Carliz De La Cruz Hernández, the ex-girlfriend of Bad Bunny, is suing the performer for using her voice recording of uttering the now-famous catchphrase “Bad Bunny Baby” in two of his songs without her consent. The lawsuit claims that she never legally agreed for her voice recording to be used in Bad Bunny’s songs, live performances, radio, television or any other form of media. De La Cruz Hernández is arguing in the $40 million lawsuit that the unauthorized use of the recording commercially exploits her voice and identity.

A great read in Guardian by singer, musician, and frontwoman Courtney Love about "sexist gatekeeping... purposeful ignorance and hostility" of Rock & Roll Hall of Fame: "If so few women are being inducted into the Rock Hall, then the nominating committee is broken. If so few Black artists, so few women of colour, are being inducted, then the voting process needs to be overhauled. Music is a lifeforce that is constantly evolving – and they can’t keep up... If the Rock Hall is not willing to look at the ways it is replicating the violence of structural racism and sexism that artists face in the music industry, if it cannot properly honour what visionary women artists have created, innovated, revolutionised and contributed to popular music – well, then let it go to hell in a handbag".

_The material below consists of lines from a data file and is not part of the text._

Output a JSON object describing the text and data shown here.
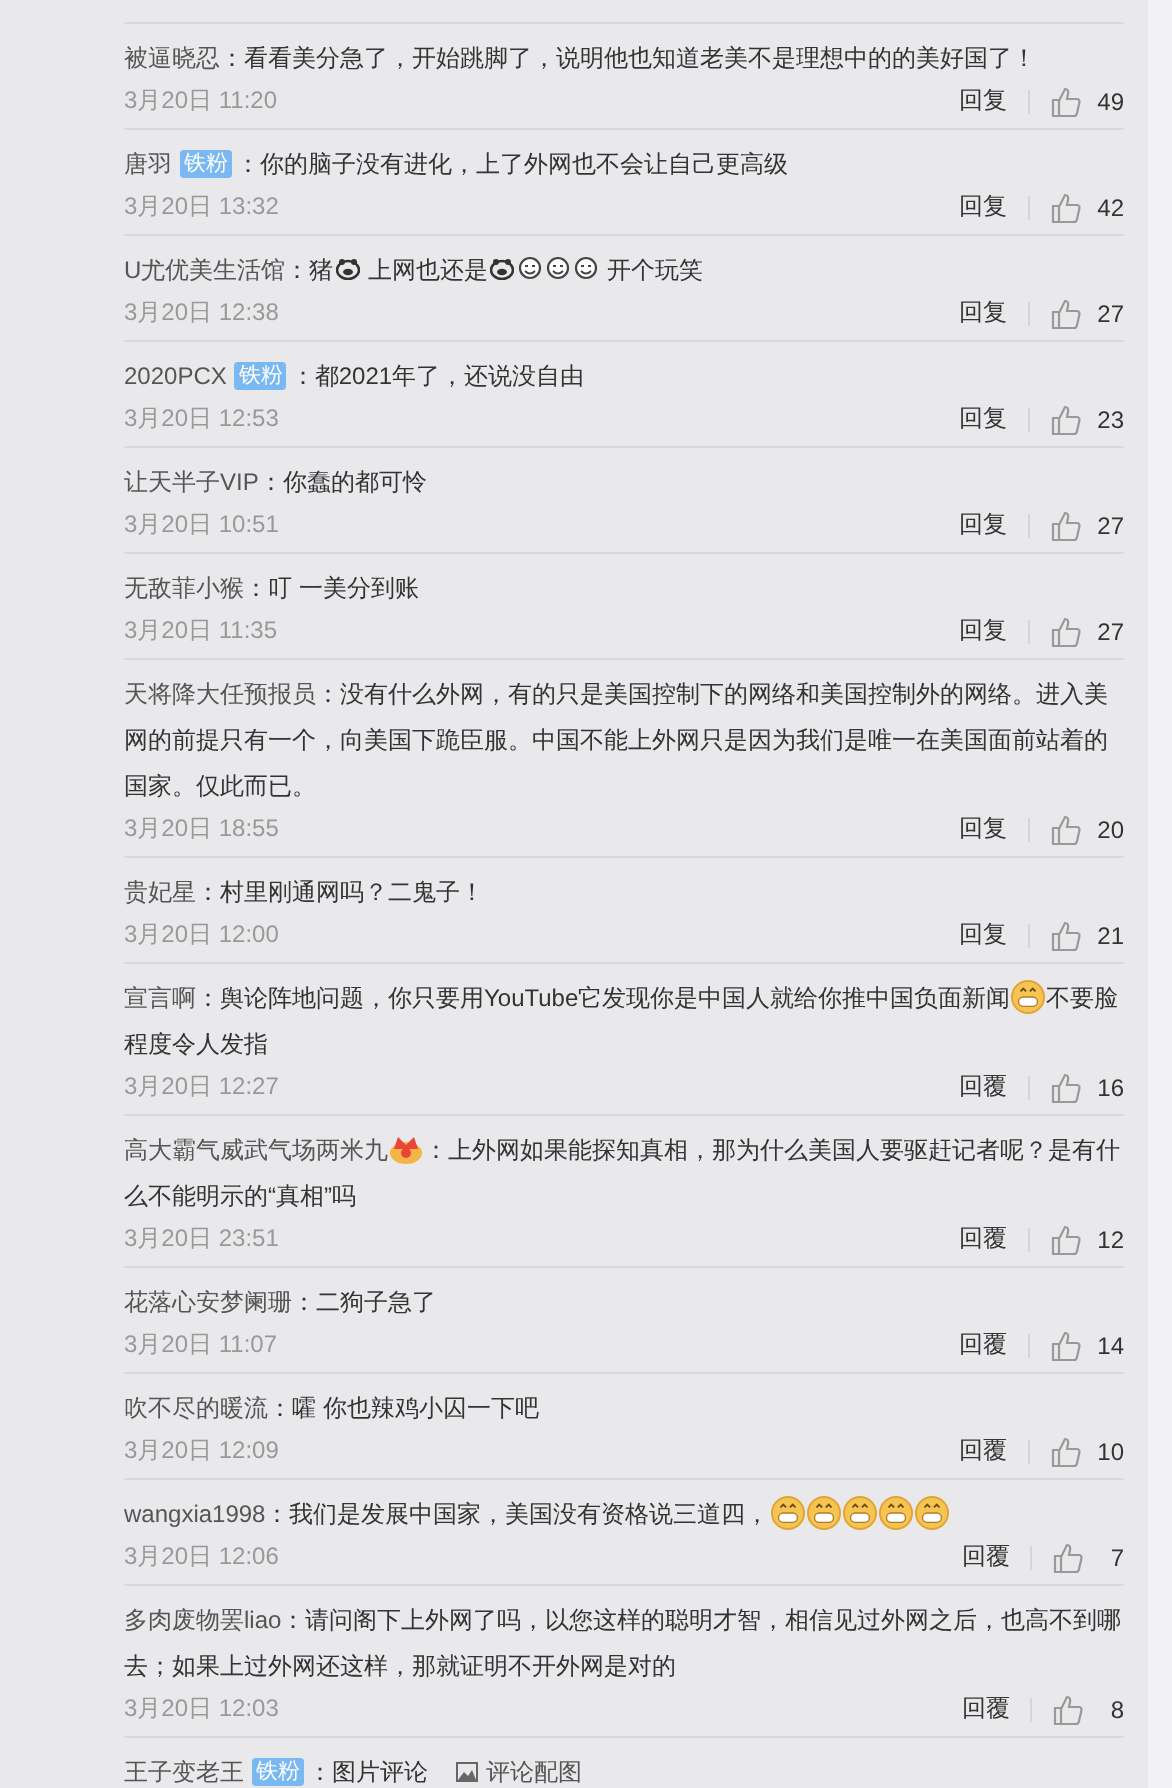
{
  "comments": [
    {
      "user": "被逼晓忍",
      "parts": [
        {
          "kind": "text",
          "text": "：看看美分急了，开始跳脚了，说明他也知道老美不是理想中的的美好国了！"
        }
      ],
      "time": "3月20日 11:20",
      "reply": "回复",
      "likes": "49"
    },
    {
      "user": "唐羽",
      "badge": "铁粉",
      "parts": [
        {
          "kind": "text",
          "text": "：你的脑子没有进化，上了外网也不会让自己更高级"
        }
      ],
      "time": "3月20日 13:32",
      "reply": "回复",
      "likes": "42"
    },
    {
      "user": "U尤优美生活馆",
      "parts": [
        {
          "kind": "text",
          "text": "：猪"
        },
        {
          "kind": "pig"
        },
        {
          "kind": "text",
          "text": " 上网也还是"
        },
        {
          "kind": "pig"
        },
        {
          "kind": "face"
        },
        {
          "kind": "face"
        },
        {
          "kind": "face"
        },
        {
          "kind": "text",
          "text": " 开个玩笑"
        }
      ],
      "time": "3月20日 12:38",
      "reply": "回复",
      "likes": "27"
    },
    {
      "user": "2020PCX",
      "badge": "铁粉",
      "parts": [
        {
          "kind": "text",
          "text": "：都2021年了，还说没自由"
        }
      ],
      "time": "3月20日 12:53",
      "reply": "回复",
      "likes": "23"
    },
    {
      "user": "让天半子VIP",
      "parts": [
        {
          "kind": "text",
          "text": "：你蠢的都可怜"
        }
      ],
      "time": "3月20日 10:51",
      "reply": "回复",
      "likes": "27"
    },
    {
      "user": "无敌菲小猴",
      "parts": [
        {
          "kind": "text",
          "text": "：叮 一美分到账"
        }
      ],
      "time": "3月20日 11:35",
      "reply": "回复",
      "likes": "27"
    },
    {
      "user": "天将降大任预报员",
      "parts": [
        {
          "kind": "text",
          "text": "：没有什么外网，有的只是美国控制下的网络和美国控制外的网络。进入美网的前提只有一个，向美国下跪臣服。中国不能上外网只是因为我们是唯一在美国面前站着的国家。仅此而已。"
        }
      ],
      "time": "3月20日 18:55",
      "reply": "回复",
      "likes": "20"
    },
    {
      "user": "贵妃星",
      "parts": [
        {
          "kind": "text",
          "text": "：村里刚通网吗？二鬼子！"
        }
      ],
      "time": "3月20日 12:00",
      "reply": "回复",
      "likes": "21"
    },
    {
      "user": "宣言啊",
      "parts": [
        {
          "kind": "text",
          "text": "：舆论阵地问题，你只要用YouTube它发现你是中国人就给你推中国负面新闻"
        },
        {
          "kind": "grin"
        },
        {
          "kind": "text",
          "text": "不要脸程度令人发指"
        }
      ],
      "time": "3月20日 12:27",
      "reply": "回覆",
      "likes": "16"
    },
    {
      "user": "高大霸气威武气场两米九",
      "parts": [
        {
          "kind": "crown"
        },
        {
          "kind": "text",
          "text": "：上外网如果能探知真相，那为什么美国人要驱赶记者呢？是有什么不能明示的“真相”吗"
        }
      ],
      "time": "3月20日 23:51",
      "reply": "回覆",
      "likes": "12"
    },
    {
      "user": "花落心安梦阑珊",
      "parts": [
        {
          "kind": "text",
          "text": "：二狗子急了"
        }
      ],
      "time": "3月20日 11:07",
      "reply": "回覆",
      "likes": "14"
    },
    {
      "user": "吹不尽的暖流",
      "parts": [
        {
          "kind": "text",
          "text": "：嚯 你也辣鸡小囚一下吧"
        }
      ],
      "time": "3月20日 12:09",
      "reply": "回覆",
      "likes": "10"
    },
    {
      "user": "wangxia1998",
      "parts": [
        {
          "kind": "text",
          "text": "：我们是发展中国家，美国没有资格说三道四，"
        },
        {
          "kind": "grin"
        },
        {
          "kind": "grin"
        },
        {
          "kind": "grin"
        },
        {
          "kind": "grin"
        },
        {
          "kind": "grin"
        }
      ],
      "time": "3月20日 12:06",
      "reply": "回覆",
      "likes": "7"
    },
    {
      "user": "多肉废物罢liao",
      "parts": [
        {
          "kind": "text",
          "text": "：请问阁下上外网了吗，以您这样的聪明才智，相信见过外网之后，也高不到哪去；如果上过外网还这样，那就证明不开外网是对的"
        }
      ],
      "time": "3月20日 12:03",
      "reply": "回覆",
      "likes": "8"
    },
    {
      "user": "王子变老王",
      "badge": "铁粉",
      "parts": [
        {
          "kind": "text",
          "text": "：图片评论"
        },
        {
          "kind": "image_link",
          "text": "评论配图"
        }
      ]
    }
  ]
}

Music writer Jay Papandreas visited a soup west, bumping into "the best record store in the midwest" on the way. In his latest memo, he tries to identify what constitutes the best record store in general - "it’s a function of care. It’s about the selection and knowledge of buyers. It’s about the effort that goes into making a daunting collection feel as inoffensive as a grocery store. It’s about organizing and breaking the mold of the judgmental record store guy trope but still having a higher taste level than any other store. The care for the music, as well as the customer, is what makes a space different from others in the same industry."

Meta has "excluded" the music repertoire by tens of thousands of Italian songwriters from Facebook, in a "shock move", as reported by MBW. The Italian Society of Authors and Publishers (SIAE) says that “Meta presented a ‘take it or leave it’ economic offer, threatening to remove the content if the offer was not accepted by SIAE”. SIAE didn’t accept this offer, so Meta “suddenly and unilaterally” started to remove its content.

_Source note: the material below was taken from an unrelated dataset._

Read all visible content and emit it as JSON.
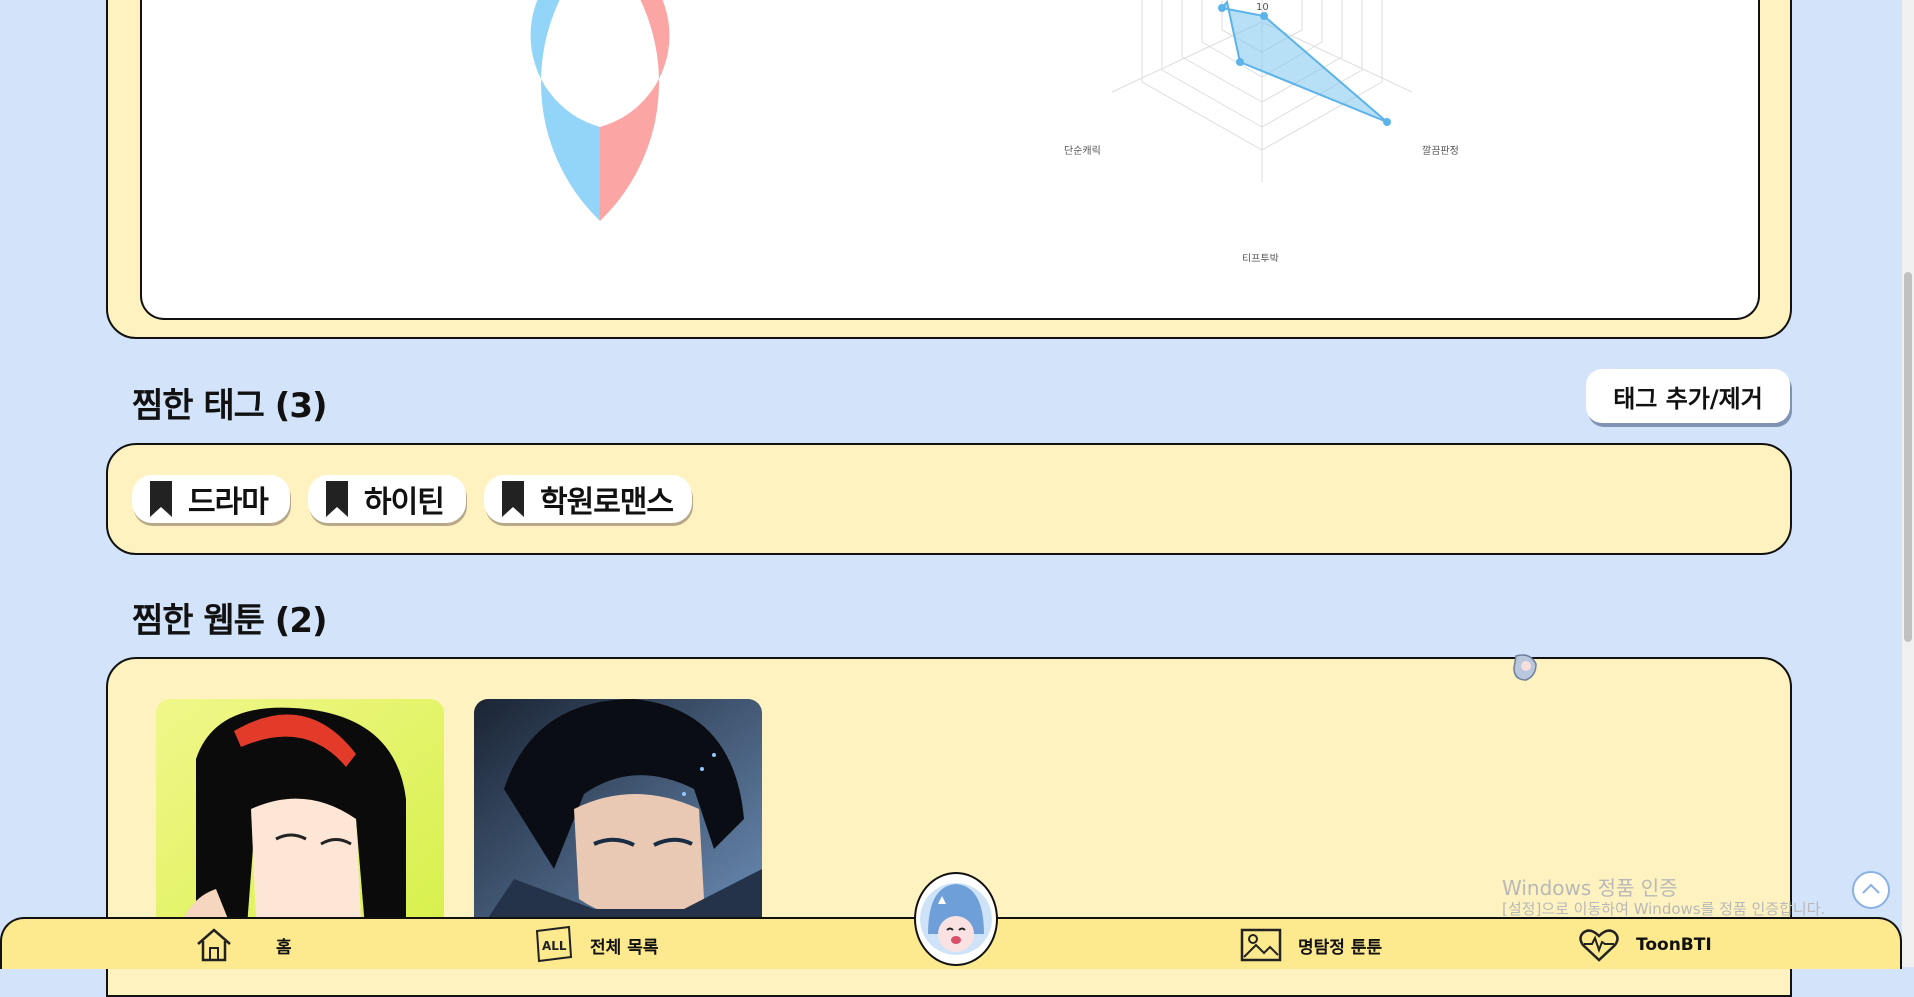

"Don’t underestimate the power of songs. They are change agents in human life, with more transformative impact on society than any weapon system or policy initiative" - music writer Ted Gioia looks into the issue of protest songs and the place of music in today's society. Gioia collected recent news articles about various acts of suppression and censorship of music, as well as about the inhumane use of music.

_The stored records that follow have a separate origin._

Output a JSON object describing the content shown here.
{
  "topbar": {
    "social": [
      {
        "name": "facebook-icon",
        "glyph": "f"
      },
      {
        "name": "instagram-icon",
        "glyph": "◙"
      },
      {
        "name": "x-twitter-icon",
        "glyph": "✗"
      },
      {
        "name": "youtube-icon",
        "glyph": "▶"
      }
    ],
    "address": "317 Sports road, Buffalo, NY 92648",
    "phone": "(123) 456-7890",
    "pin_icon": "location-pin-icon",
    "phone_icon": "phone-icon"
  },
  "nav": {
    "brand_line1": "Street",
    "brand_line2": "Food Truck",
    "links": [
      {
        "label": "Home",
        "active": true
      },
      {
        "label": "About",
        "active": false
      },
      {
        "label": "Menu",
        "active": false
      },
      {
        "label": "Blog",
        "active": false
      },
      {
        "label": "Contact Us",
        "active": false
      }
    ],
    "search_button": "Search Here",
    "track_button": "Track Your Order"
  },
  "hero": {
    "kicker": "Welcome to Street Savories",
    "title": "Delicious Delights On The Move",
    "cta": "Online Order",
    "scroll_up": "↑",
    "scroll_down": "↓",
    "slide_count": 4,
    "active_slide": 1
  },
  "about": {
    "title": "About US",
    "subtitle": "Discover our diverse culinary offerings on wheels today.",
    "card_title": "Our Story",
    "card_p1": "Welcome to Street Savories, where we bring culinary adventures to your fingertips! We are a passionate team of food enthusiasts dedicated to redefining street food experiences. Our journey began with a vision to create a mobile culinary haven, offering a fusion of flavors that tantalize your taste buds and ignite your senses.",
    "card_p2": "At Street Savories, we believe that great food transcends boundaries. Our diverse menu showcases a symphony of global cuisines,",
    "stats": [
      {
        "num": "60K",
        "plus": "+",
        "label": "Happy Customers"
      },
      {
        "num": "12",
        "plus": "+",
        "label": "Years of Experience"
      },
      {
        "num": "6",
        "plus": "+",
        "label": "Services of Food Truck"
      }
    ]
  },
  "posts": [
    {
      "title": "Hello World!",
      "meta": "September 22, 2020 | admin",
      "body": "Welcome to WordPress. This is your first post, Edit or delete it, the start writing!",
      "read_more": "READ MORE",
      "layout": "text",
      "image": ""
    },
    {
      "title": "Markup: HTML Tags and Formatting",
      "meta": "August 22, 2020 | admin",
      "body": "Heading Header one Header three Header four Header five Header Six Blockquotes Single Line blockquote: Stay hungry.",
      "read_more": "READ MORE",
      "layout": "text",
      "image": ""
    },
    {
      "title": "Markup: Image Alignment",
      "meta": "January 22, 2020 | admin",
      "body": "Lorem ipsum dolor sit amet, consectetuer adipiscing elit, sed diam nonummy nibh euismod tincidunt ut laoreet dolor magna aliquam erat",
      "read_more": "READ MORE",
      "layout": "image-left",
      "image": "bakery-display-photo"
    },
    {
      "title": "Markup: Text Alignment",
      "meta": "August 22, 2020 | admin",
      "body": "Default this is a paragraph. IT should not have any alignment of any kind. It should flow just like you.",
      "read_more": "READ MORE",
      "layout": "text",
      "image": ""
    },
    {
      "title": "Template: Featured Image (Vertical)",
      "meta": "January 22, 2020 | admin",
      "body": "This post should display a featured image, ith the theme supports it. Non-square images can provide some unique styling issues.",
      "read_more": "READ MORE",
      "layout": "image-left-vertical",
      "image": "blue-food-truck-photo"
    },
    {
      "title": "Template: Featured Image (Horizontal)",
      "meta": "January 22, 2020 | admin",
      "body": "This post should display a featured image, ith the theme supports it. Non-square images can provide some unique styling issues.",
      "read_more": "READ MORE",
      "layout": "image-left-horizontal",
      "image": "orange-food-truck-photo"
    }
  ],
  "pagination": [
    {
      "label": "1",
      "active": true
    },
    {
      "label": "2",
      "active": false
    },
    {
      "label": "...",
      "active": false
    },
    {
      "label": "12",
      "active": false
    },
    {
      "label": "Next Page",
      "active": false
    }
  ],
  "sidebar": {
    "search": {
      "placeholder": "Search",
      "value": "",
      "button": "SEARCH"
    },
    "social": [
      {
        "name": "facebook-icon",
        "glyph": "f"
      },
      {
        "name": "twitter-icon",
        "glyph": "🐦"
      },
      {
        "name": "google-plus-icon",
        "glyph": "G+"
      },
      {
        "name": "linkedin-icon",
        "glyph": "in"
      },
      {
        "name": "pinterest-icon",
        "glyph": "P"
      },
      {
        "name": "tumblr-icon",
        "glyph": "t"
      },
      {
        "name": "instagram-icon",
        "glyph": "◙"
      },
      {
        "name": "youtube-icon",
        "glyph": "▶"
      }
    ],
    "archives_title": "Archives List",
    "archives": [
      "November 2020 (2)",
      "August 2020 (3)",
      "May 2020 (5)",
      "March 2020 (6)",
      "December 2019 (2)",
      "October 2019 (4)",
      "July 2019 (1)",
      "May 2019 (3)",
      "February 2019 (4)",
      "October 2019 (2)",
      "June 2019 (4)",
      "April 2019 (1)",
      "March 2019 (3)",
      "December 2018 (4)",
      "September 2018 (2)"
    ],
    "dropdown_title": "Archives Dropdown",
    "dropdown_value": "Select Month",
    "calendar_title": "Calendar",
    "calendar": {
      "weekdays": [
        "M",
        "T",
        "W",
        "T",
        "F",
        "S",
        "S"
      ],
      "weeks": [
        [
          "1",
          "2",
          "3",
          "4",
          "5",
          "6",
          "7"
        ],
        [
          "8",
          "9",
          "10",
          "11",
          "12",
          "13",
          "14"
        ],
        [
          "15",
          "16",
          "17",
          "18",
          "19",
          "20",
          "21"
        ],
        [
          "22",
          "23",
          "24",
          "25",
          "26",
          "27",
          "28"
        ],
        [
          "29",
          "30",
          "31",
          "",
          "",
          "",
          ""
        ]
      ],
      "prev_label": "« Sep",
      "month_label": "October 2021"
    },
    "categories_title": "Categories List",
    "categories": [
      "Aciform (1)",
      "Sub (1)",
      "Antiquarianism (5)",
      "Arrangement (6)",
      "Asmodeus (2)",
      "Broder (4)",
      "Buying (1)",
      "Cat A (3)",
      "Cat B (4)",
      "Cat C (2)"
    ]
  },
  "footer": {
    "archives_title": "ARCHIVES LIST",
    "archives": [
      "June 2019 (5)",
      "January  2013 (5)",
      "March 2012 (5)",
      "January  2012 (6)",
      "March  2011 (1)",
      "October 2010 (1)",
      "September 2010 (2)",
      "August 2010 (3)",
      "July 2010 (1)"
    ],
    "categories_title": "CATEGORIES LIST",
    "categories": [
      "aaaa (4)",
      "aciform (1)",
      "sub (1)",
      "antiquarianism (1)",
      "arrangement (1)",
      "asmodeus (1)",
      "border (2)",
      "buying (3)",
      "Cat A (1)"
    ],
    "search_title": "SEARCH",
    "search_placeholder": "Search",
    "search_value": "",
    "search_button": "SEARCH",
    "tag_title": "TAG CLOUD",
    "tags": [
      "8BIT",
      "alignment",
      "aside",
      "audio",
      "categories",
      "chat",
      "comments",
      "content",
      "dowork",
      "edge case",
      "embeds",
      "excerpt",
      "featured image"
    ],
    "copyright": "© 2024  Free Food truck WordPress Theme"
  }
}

Kaytranda has remixed Sam Gellaitry’s single 2021 ‘Assumptions’, adding a new flavour. Canadian producer colors the dance song with his signature groove, making for a much warmer and thicker sound. Speaking of the mix Gellaitry said - “I’ll never forget the first time I heard Kaytranada’s music 11 years ago, a true innovator and inspiration to my music ever since that point."

“[In clubs] You see people in various states of ecstasy, loneliness to connectedness, boredom. A club or a rave is a very concentrated, condensed space where you can live out all these purely human emotions” - German photographer Werner Amann explains in MixMag the idea behind his photographs taken in 1990s techno clubs, collected in a new photo book titled 'Kein Morgen' ("no tomorrow"). Amann frequented now-legendary techno spots like E-Werk, Tresor and the annual Love Parade in Berlin, and he would also travel out of town to other parts of Germany and beyond – partying at the likes of Mayday in Dortmund, Omen in Frankfurt, underground parties in North-Rhine Westphalia, Limelight and Sound Factory in New York, to parades in Zürich and Paris.